Après avoir déchargé une partie de la marchandise du traîneau d’Ouligbuck, nous avions à peine repris notre voyage que nous avons rencontré un Esquimau très intelligent conduisant un traîneau à chiens chargé de bœuf musqué. Cet homme a immédiatement accepté de nous accompagner pour un voyage de deux jours et en quelques minutes il avait déposé son chargement sur la neige et était prêt à se joindre à nous. Lui ayant expliqué mon objectif, il a dit que la route d’où il venait était la meilleure et, ayant allégé les traîneaux des hommes, nous avons voyagé plus facilement. Puis un autre autochtone s’est joint à nous; il s’était absenté la veille pour chasser le phoque mais comme il tenait beaucoup à nous voir, il était allé à notre maison de neige tôt ce matin et avait ensuite suivi nos traces. Cet homme était très communicatif et alors qu’on lui posait les questions usuelles, c’est-à-dire s’il avait déjà vu des "hommes blancs" ou des navires ou des chaloupes, il a répondu par la négative, mais il a dit qu’un groupe de "Kabloonans" était mort de faim loin à l’ouest d’où nous étions, au-delà d’une grande rivière. Il a affirmé ne pas savoir l’endroit exact, qu’il n’y était jamais allé et qu’il ne pouvait nous accompagner aussi loin.
Voici en substance l’information obtenue à divers moments et de plusieurs sources :
Au printemps, il y a quatre hivers (1850), alors que quelques familles esquimaudes chassaient le phoque près de la rive nord d’une grande île nommée terre du Roi-Guillaume sur les cartes d’Arrowsmith, environ quarante hommes blancs ont été vus voyageant ensemble sur la glace vers le sud, traînant une chaloupe et des traîneaux. Ils progressaient le long de la rive ouest de l’île mentionnée plus haut. Aucun d’entre eux ne pouvait parler la langue esquimaude assez bien pour être compris, mais par signes les autochtones ont pensé comprendre que le navire ou les navires avaient été écrasés par les glaces et qu’ils tentaient de se rendre à un endroit où ils pensaient trouver des chevreuils pour se nourrir. D’après l’apparence de ces hommes (qui tous, à l’exception d’un officier, se traînaient en tenant les cordages d’un traîneau et avaient l’air émaciés), il semble que les provisions commençaient à manquer et ils auraient alors acheté un petit phoque ou une partie d’un phoque des autochtones. L’officier était décrit comme un homme d’âge moyen grand et corpulent. A la fin de la journée, ils montaient des tentes pour y dormir.
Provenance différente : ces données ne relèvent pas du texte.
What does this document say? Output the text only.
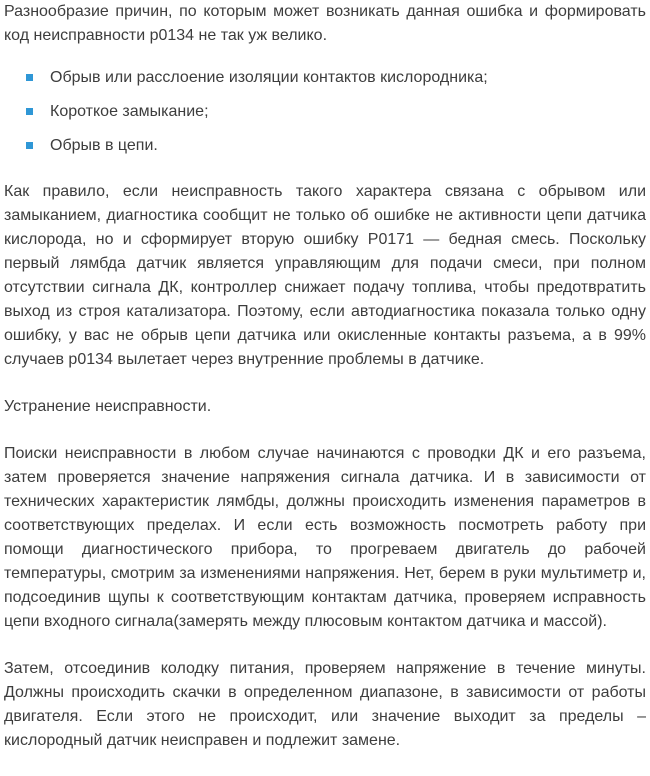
Разнообразие причин, по которым может возникать данная ошибка и формировать код неисправности p0134 не так уж велико.

Обрыв или расслоение изоляции контактов кислородника;
Короткое замыкание;
Обрыв в цепи.

Как правило, если неисправность такого характера связана с обрывом или замыканием, диагностика сообщит не только об ошибке не активности цепи датчика кислорода, но и сформирует вторую ошибку P0171 — бедная смесь. Поскольку первый лямбда датчик является управляющим для подачи смеси, при полном отсутствии сигнала ДК, контроллер снижает подачу топлива, чтобы предотвратить выход из строя катализатора. Поэтому, если автодиагностика показала только одну ошибку, у вас не обрыв цепи датчика или окисленные контакты разъема, а в 99% случаев p0134 вылетает через внутренние проблемы в датчике.

Устранение неисправности.

Поиски неисправности в любом случае начинаются с проводки ДК и его разъема, затем проверяется значение напряжения сигнала датчика. И в зависимости от технических характеристик лямбды, должны происходить изменения параметров в соответствующих пределах. И если есть возможность посмотреть работу при помощи диагностического прибора, то прогреваем двигатель до рабочей температуры, смотрим за изменениями напряжения. Нет, берем в руки мультиметр и, подсоединив щупы к соответствующим контактам датчика, проверяем исправность цепи входного сигнала(замерять между плюсовым контактом датчика и массой).

Затем, отсоединив колодку питания, проверяем напряжение в течение минуты. Должны происходить скачки в определенном диапазоне, в зависимости от работы двигателя. Если этого не происходит, или значение выходит за пределы – кислородный датчик неисправен и подлежит замене.
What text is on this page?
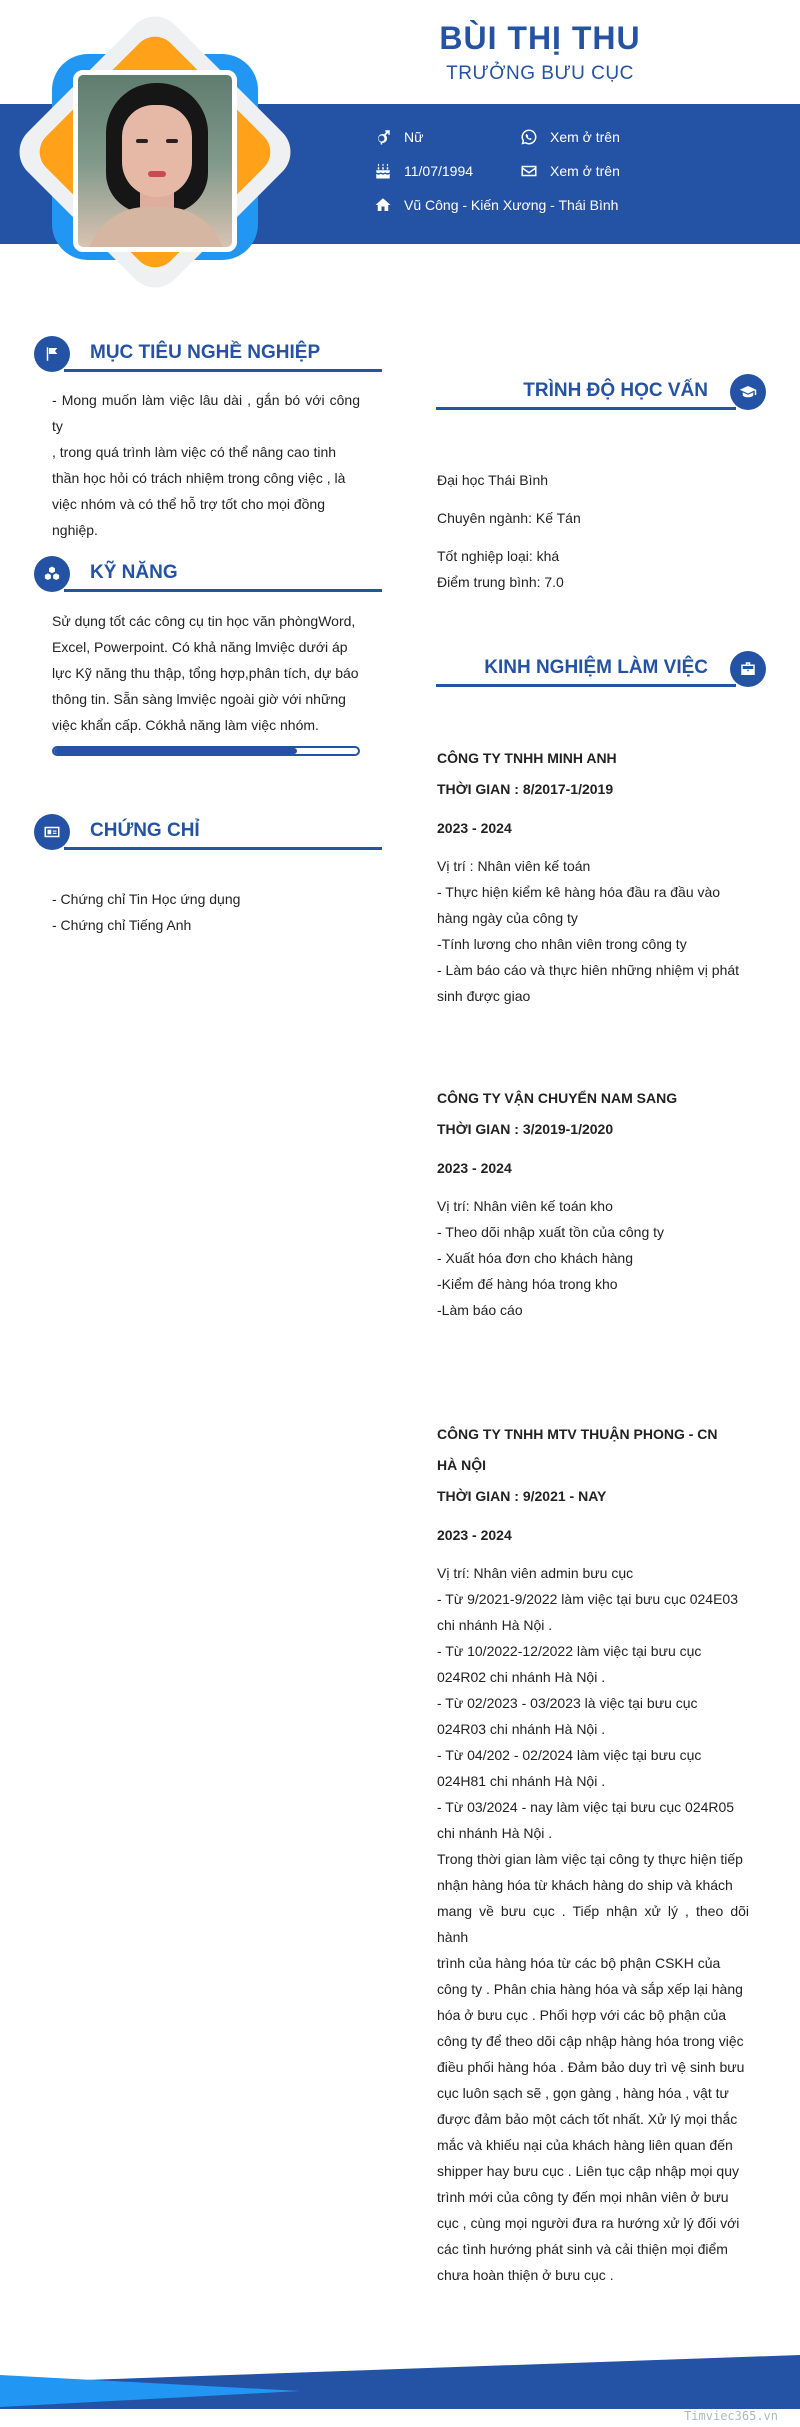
BÙI THỊ THU
TRƯỞNG BƯU CỤC
Nữ	Xem ở trên
11/07/1994	Xem ở trên
Vũ Công - Kiến Xương - Thái Bình
MỤC TIÊU NGHỀ NGHIỆP
- Mong muốn làm việc lâu dài , gắn bó với công ty
, trong quá trình làm việc có thể nâng cao tinh
thần học hỏi có trách nhiệm trong công việc , là
việc nhóm và có thể hỗ trợ tốt cho mọi đồng
nghiệp.
KỸ NĂNG
Sử dụng tốt các công cụ tin học văn phòngWord,
Excel, Powerpoint. Có khả năng lmviệc dưới áp
lực Kỹ năng thu thập, tổng hợp,phân tích, dự báo
thông tin. Sẵn sàng lmviệc ngoài giờ với những
việc khẩn cấp. Cókhả năng làm việc nhóm.
CHỨNG CHỈ
- Chứng chỉ Tin Học ứng dụng
- Chứng chỉ Tiếng Anh
TRÌNH ĐỘ HỌC VẤN
Đại học Thái Bình
Chuyên ngành: Kế Tán
Tốt nghiệp loại: khá
Điểm trung bình: 7.0
KINH NGHIỆM LÀM VIỆC
CÔNG TY TNHH MINH ANH
THỜI GIAN : 8/2017-1/2019
2023 - 2024
Vị trí : Nhân viên kế toán
- Thực hiện kiểm kê hàng hóa đầu ra đầu vào
hàng ngày của công ty
-Tính lương cho nhân viên trong công ty
- Làm báo cáo và thực hiên những nhiệm vị phát
sinh được giao
CÔNG TY VẬN CHUYỂN NAM SANG
THỜI GIAN : 3/2019-1/2020
2023 - 2024
Vị trí: Nhân viên kế toán kho
- Theo dõi nhập xuất tồn của công ty
- Xuất hóa đơn cho khách hàng
-Kiểm đế hàng hóa trong kho
-Làm báo cáo
CÔNG TY TNHH MTV THUẬN PHONG - CN
HÀ NỘI
THỜI GIAN : 9/2021 - NAY
2023 - 2024
Vị trí: Nhân viên admin bưu cục
- Từ 9/2021-9/2022 làm việc tại bưu cục 024E03
chi nhánh Hà Nội .
- Từ 10/2022-12/2022 làm việc tại bưu cục
024R02 chi nhánh Hà Nội .
- Từ 02/2023 - 03/2023 là việc tại bưu cục
024R03 chi nhánh Hà Nội .
- Từ 04/202 - 02/2024 làm việc tại bưu cục
024H81 chi nhánh Hà Nội .
- Từ 03/2024 - nay làm việc tại bưu cục 024R05
chi nhánh Hà Nội .
Trong thời gian làm việc tại công ty thực hiện tiếp
nhận hàng hóa từ khách hàng do ship và khách
mang về bưu cục . Tiếp nhận xử lý , theo dõi hành
trình của hàng hóa từ các bộ phận CSKH của
công ty . Phân chia hàng hóa và sắp xếp lại hàng
hóa ở bưu cục . Phối hợp với các bộ phận của
công ty để theo dõi cập nhập hàng hóa trong việc
điều phối hàng hóa . Đảm bảo duy trì vệ sinh bưu
cục luôn sạch sẽ , gọn gàng , hàng hóa , vật tư
được đảm bảo một cách tốt nhất. Xử lý mọi thắc
mắc và khiếu nại của khách hàng liên quan đến
shipper hay bưu cục . Liên tục cập nhập mọi quy
trình mới của công ty đến mọi nhân viên ở bưu
cục , cùng mọi người đưa ra hướng xử lý đối với
các tình hướng phát sinh và cải thiện mọi điểm
chưa hoàn thiện ở bưu cục .
Timviec365.vn
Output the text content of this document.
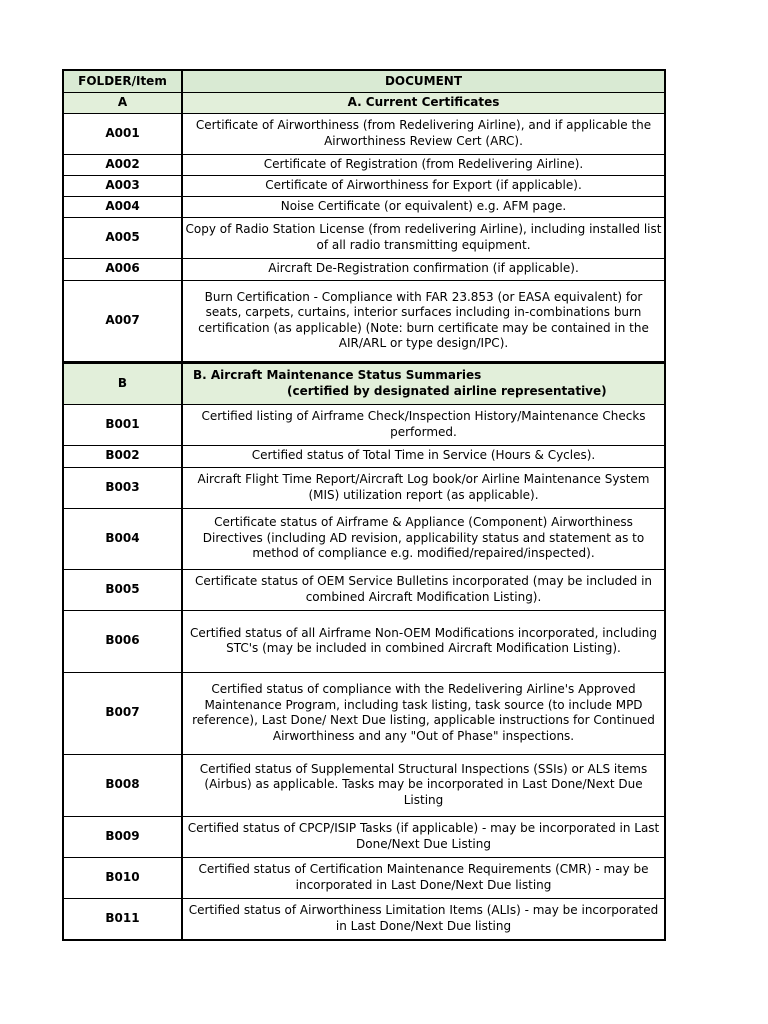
FOLDER/Item	DOCUMENT
A	A. Current Certificates
A001	Certificate of Airworthiness (from Redelivering Airline), and if applicable the Airworthiness Review Cert (ARC).
A002	Certificate of Registration (from Redelivering Airline).
A003	Certificate of Airworthiness for Export (if applicable).
A004	Noise Certificate (or equivalent) e.g. AFM page.
A005	Copy of Radio Station License (from redelivering Airline), including installed list of all radio transmitting equipment.
A006	Aircraft De-Registration confirmation (if applicable).
A007	Burn Certification - Compliance with FAR 23.853 (or EASA equivalent) for seats, carpets, curtains, interior surfaces including in-combinations burn certification (as applicable) (Note: burn certificate may be contained in the AIR/ARL or type design/IPC).
B	B. Aircraft Maintenance Status Summaries
(certified by designated airline representative)

B001	Certified listing of Airframe Check/Inspection History/Maintenance Checks performed.
B002	Certified status of Total Time in Service (Hours & Cycles).
B003	Aircraft Flight Time Report/Aircraft Log book/or Airline Maintenance System (MIS) utilization report (as applicable).
B004	Certificate status of Airframe & Appliance (Component) Airworthiness Directives (including AD revision, applicability status and statement as to method of compliance e.g. modified/repaired/inspected).
B005	Certificate status of OEM Service Bulletins incorporated (may be included in combined Aircraft Modification Listing).
B006	Certified status of all Airframe Non-OEM Modifications incorporated, including STC's (may be included in combined Aircraft Modification Listing).
B007	Certified status of compliance with the Redelivering Airline's Approved Maintenance Program, including task listing, task source (to include MPD reference), Last Done/ Next Due listing, applicable instructions for Continued Airworthiness and any "Out of Phase" inspections.
B008	Certified status of Supplemental Structural Inspections (SSIs) or ALS items (Airbus) as applicable. Tasks may be incorporated in Last Done/Next Due Listing
B009	Certified status of CPCP/ISIP Tasks (if applicable) - may be incorporated in Last Done/Next Due Listing
B010	Certified status of Certification Maintenance Requirements (CMR) - may be incorporated in Last Done/Next Due listing
B011	Certified status of Airworthiness Limitation Items (ALIs) - may be incorporated in Last Done/Next Due listing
Plus tard au cours de la même saison, mais avant le dégel, les corps d’une trentaine de personnes et des tombes ont été découverts sur le continent et cinq corps sur une île tout près, à environ une longue journée au nord-ouest de l’embouchure d’un large ruisseau qui ne peut être autre que la grande rivière à poisson qu’a nommée Back [rivière Back] (et nommé Oot-koo-hi-ca-lik par les Esquimaux), car sa description et celle d’un rivage assez bas près de la pointe Ogle et de l’île de Montréal correspondent exactement à celle faite par sir George Back. Certains corps étaient dans une ou des tentes, d’autres sous une chaloupe qui avait été retournée pour former un abri et d’autres étaient éparpillés dans des directions diverses. Sur l’île, il y aurait eu le corps d’un officier (chef), car il avait un télescope à l’épaule et il était couché sur son fusil à double canon.
D’après les mutilations de plusieurs corps et le contenu des marmites, il est évident que nos infortunés compatriotes ont dû se résoudre à la dernière ressource pour tenter de survivre. Un petit nombre de ces malheureux a dû survivre jusqu’à l’arrivée du gibier (disons jusqu’à la fin de mai), car des coups ont été entendus et des os frais ainsi que des plumes d’oie ont été vus près de la scène du malheureux évènement.
Il semble qu’ils avaient beaucoup de munitions; les autochtones avaient vidé au sol la poudre des barils ou des caisses; et plusieurs plombs et balles ont été trouvés sous la marque de la marée haute, ayant probablement été laissés sur la glace près de la plage avant le dégel du printemps. Il devait y avoir plusieurs télescopes, des fusils (plusieurs à double canon), des montres, des compas, etc., tout cela semblant avoir été brisé, car j’ai vu des pièces de ces différents articles sur les autochtones et j’en ai acheté autant que je pouvais ainsi que des cuillères et des fourchettes en argent, un ordre du mérite en forme d’étoile et un petit plateau en argent sur lequel était gravé Sir John Franklin, K.C.H.
Ci-joint une liste des principaux articles achetés, incluant les initiales et un dessin à la plume des armoiries sur les fourchettes et les cuillères. J’aurai l’honneur de vous transmettre ces articles moi-même à mon arrivée à Londres.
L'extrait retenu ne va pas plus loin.